Suerte, destino…podía llamarse como fuera, pero en ese momento todo lo que logro serenar el agitado ánimo del Uchiha fue el preciso momento en que inconscientemente alzo la mirada hacia lo alto de la escalera, en el segundo piso, y donde se encontraba Sakura, con sus brazos apoyados contra el balcón y que le dedico una luminosa sonrisa que alejo todas sus preocupaciones, deseo permanecer ahí en medio de la entrada y contemplando su belleza, la inocencia en sus hermosos ojos esmeralda, mas en ese momento todo lo que pudo hacer fue dejarse guiar por el señor Hiruzen hacia su despacho, por el momento mas concentrado en solucionar el predicamento en que se encontraba. Tan pronto como le fue posible y en cuanto estuvo segura de que su tío y Sasuke se encontraban en el despacho, Sakura bajo tan aprisa como pudo la escalera, apoyándose en el barandal, agradeciendo que la falda del vestido que estaba usando le llegara cinco centímetros bajo la rodilla para no incomodarle al caminar, situándose lo más pronto posible junto a Biwako que observaba a las mujeres delante de ella con lastima y sorpresa entremezcladas, desviando el rostro hacia Sakura…había oído y leído de la historia de su tierra, de lo que era un harem, pero jamás había pensado que vería uno con sus propios ojos, ¿Qué clase de hombre había sido el nombrado tío Madara? Según relataba el Corán solo un hombre había tenido tantas mujeres, el profeta Hagoromo que había tenido dieciséis en total, ¿Qué haría Sasuke para salir de este problema? Cualquiera se sumiría en la bancarrota por tener que cuidar y alimentar a esas quince mujeres.

-A doña Emi le va a dar un ataque—menciono Biwako luego de tan extraño silencio, no cabiendo en sí de la sorpresa así como de la incredulidad.

Todo lo que Sakura pudo hacer fue asentir de pie a su lado, porque sería raro que doña Emi no armara todo un escándalo al saber que la herencia no era lo que todos habían creído, eso y que en lugar de ser millonaria ahora probablemente estuviera en la bancarrota por tener que destinar sus bienes a velar por esas mujeres, ¿Cómo saldrían de ese embrollo?

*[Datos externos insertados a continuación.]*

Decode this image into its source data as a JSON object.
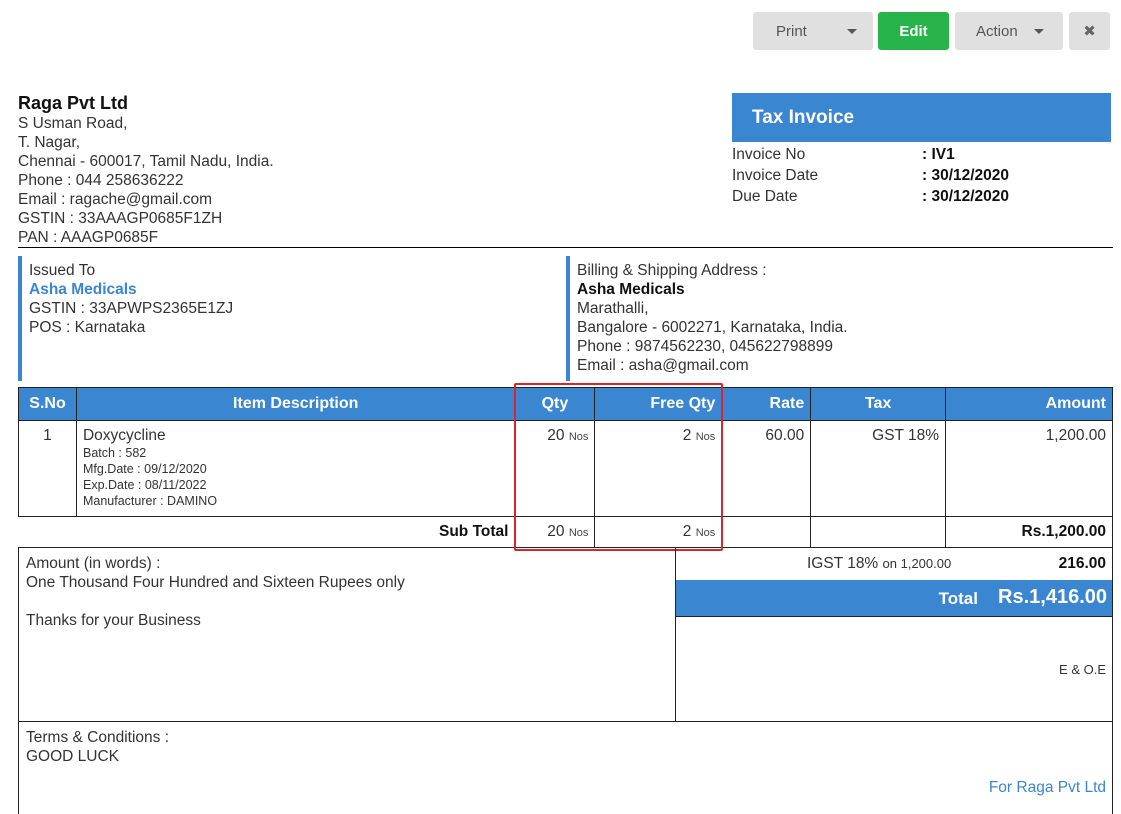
{
  "toolbar": {
    "print_label": "Print",
    "edit_label": "Edit",
    "action_label": "Action",
    "close_glyph": "✖"
  },
  "company": {
    "name": "Raga Pvt Ltd",
    "address_lines": [
      "S Usman Road,",
      "T. Nagar,",
      "Chennai - 600017, Tamil Nadu, India."
    ],
    "phone": "Phone : 044 258636222",
    "email": "Email : ragache@gmail.com",
    "gstin": "GSTIN : 33AAAGP0685F1ZH",
    "pan": "PAN : AAAGP0685F"
  },
  "invoice": {
    "title": "Tax Invoice",
    "fields": [
      {
        "label": "Invoice No",
        "value": ": IV1"
      },
      {
        "label": "Invoice Date",
        "value": ": 30/12/2020"
      },
      {
        "label": "Due Date",
        "value": ": 30/12/2020"
      }
    ]
  },
  "issued_to": {
    "heading": "Issued To",
    "name": "Asha Medicals",
    "gstin": "GSTIN : 33APWPS2365E1ZJ",
    "pos": "POS : Karnataka"
  },
  "billing": {
    "heading": "Billing & Shipping Address :",
    "name": "Asha Medicals",
    "lines": [
      "Marathalli,",
      "Bangalore - 6002271, Karnataka, India.",
      "Phone : 9874562230, 045622798899",
      "Email : asha@gmail.com"
    ]
  },
  "table": {
    "headers": [
      "S.No",
      "Item Description",
      "Qty",
      "Free Qty",
      "Rate",
      "Tax",
      "Amount"
    ],
    "rows": [
      {
        "sno": "1",
        "item": "Doxycycline",
        "details": [
          "Batch : 582",
          "Mfg.Date : 09/12/2020",
          "Exp.Date : 08/11/2022",
          "Manufacturer : DAMINO"
        ],
        "qty": "20",
        "qty_unit": "Nos",
        "free_qty": "2",
        "free_unit": "Nos",
        "rate": "60.00",
        "tax": "GST 18%",
        "amount": "1,200.00"
      }
    ],
    "subtotal": {
      "label": "Sub Total",
      "qty": "20",
      "qty_unit": "Nos",
      "free_qty": "2",
      "free_unit": "Nos",
      "amount": "Rs.1,200.00"
    }
  },
  "summary": {
    "words_label": "Amount (in words) :",
    "words_value": "One Thousand Four Hundred and Sixteen Rupees only",
    "thanks": "Thanks for your Business",
    "igst_label": "IGST 18%",
    "igst_on": "on 1,200.00",
    "igst_value": "216.00",
    "total_label": "Total",
    "total_value": "Rs.1,416.00",
    "eoe": "E & O.E"
  },
  "terms": {
    "heading": "Terms & Conditions :",
    "text": "GOOD LUCK",
    "signatory": "For Raga Pvt Ltd"
  },
  "colors": {
    "accent": "#3a86d1",
    "edit_button": "#27b44a",
    "highlight": "#d9232d"
  }
}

Con sigilo para no ser importunada por nadie en su camino, Sakura se detuvo ante la puerta del despacho de su tío, agradeciendo que como siempre la puerta no estuviera completamente cerrada, su tío tenía la costumbre de mantenerla así todo el tiempo en caso de que alguien necesitara entrar y decirle algo, sumado a que estaba en su propia casa y no tenía por qué tener secretos con nadie como el jefe de la familia. Volteando a ver por encima de su hombre que nadie la estuviera observando o hubiera seguido, estando su propia casa, Sakura se ocultó a medias tras la puerta que se encontraba lo suficientemente entreabierta para permitirle ver con claridad lo que sucedía en el interior del despacho, guardando sepulcral silencio para escuchar la conversación que tenía lugar así como para poder observar a Sasuke luego de casi dos semanas que se le habían hecho eternas. Dentro de la habitación Hiruzen escuchaba con suma atención lo que el Uchiha le estaba relatando que había sucedido desde su llega a El Cairo para recibir la herencia tal y como se había especificado en la carta. Era vergonzoso para Sasuke decirlo pero era la verdad; la noche antes de partir a El Cairo había dormido creyéndose millonario y la noche antes de regresar a Marruecos había dormido sintiéndose miserable porque si ahora no caía en la bancarrota perdiendo todo lo que tenía e incluso más para mantener a esas mujeres, ¿Cómo casarse ahora? Quería darle a Sakura la vida de una reina, de una Sultana, que no tuviera que pensar en nada porque él la cubriría de oro, ¿Cómo hacerlo ahora? Sería el hazmerreír de todo el mundo y lo peor de todo es que sería indigno de Sakura.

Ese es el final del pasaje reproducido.